Probation, under Act 531 is defined as “a judicially imposed criminal sanction permitting varying levels of supervision of eligible offenders in the community.” Under the liberal construction that we must give the Act 531 definition, the revocation of Ms. Brown‘s original probation must not be considered a “failure,” but rather the need to increase the “level of supervision.” In pertinent part, “supervision” under Act 531 means “direct supervision, at varying levels of intensity by probation officers, in the case of sentences to probation with a condition of community punishment.” Under the scheme established by Act 531, a revocation is just one of the options given to the circuit court to accomplish the broad remedial purposes of the legislation. It states:
Thus, in the case before us, Ms. Brown did not end her probation when she was revoked. In accordance with the provisions of Act 531, the circuit court chose to continue to exercise jurisdiction over her. The imposition of a new four-year term of probation merely raised her level of supervision. Liberally construing the provisions of Act 531 as we must, the fact that Ms.

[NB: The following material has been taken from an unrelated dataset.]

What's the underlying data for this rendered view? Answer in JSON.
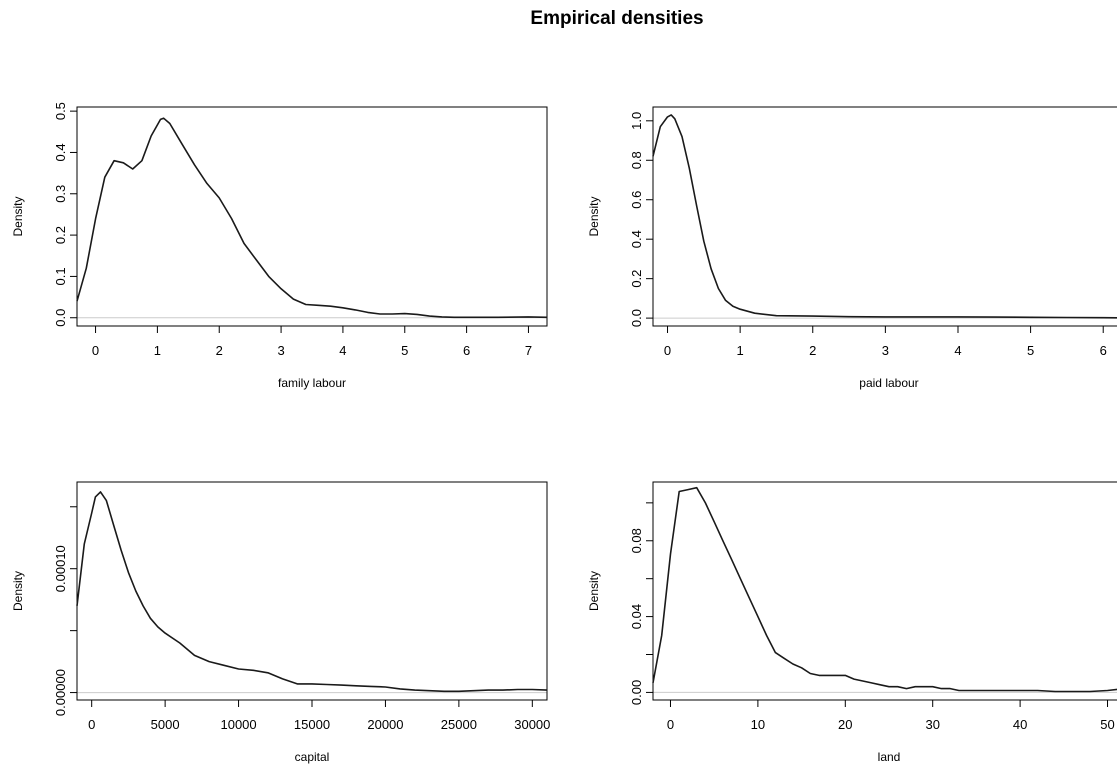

Brown required a greater level of supervision did not make her automatically ineligible for having her record sealed under Act 531. Under Act 531, “Eligibility or Eligible Offender” means any person convicted of a felony, who is by law eligible for such sentence, and who falls within the population targeted by the Arkansas General Assembly for inclusion in community punishment facilities.” Ms. Brown‘s revocation was not the conviction of a second felony. Her assertion to the circuit court that there were only two circumstances under which a person could not successfully complete probation was by death or incarceration appears to conform to the plain language of Act 531. Accordingly, Ms. Brown only had one felony on her record. Upon completion of her supervision, Ms. Brown did satisfy the conditions required by Act 531 for her record to be sealed.
BAKER and HUDSON, JJ., join.
Leslie Rutledge, Att‘y Gen., by: Rachel Kemp, Ass‘t Att‘y Gen., for appellant.
Short Law Firm, by: Lee D. Short, for appellee.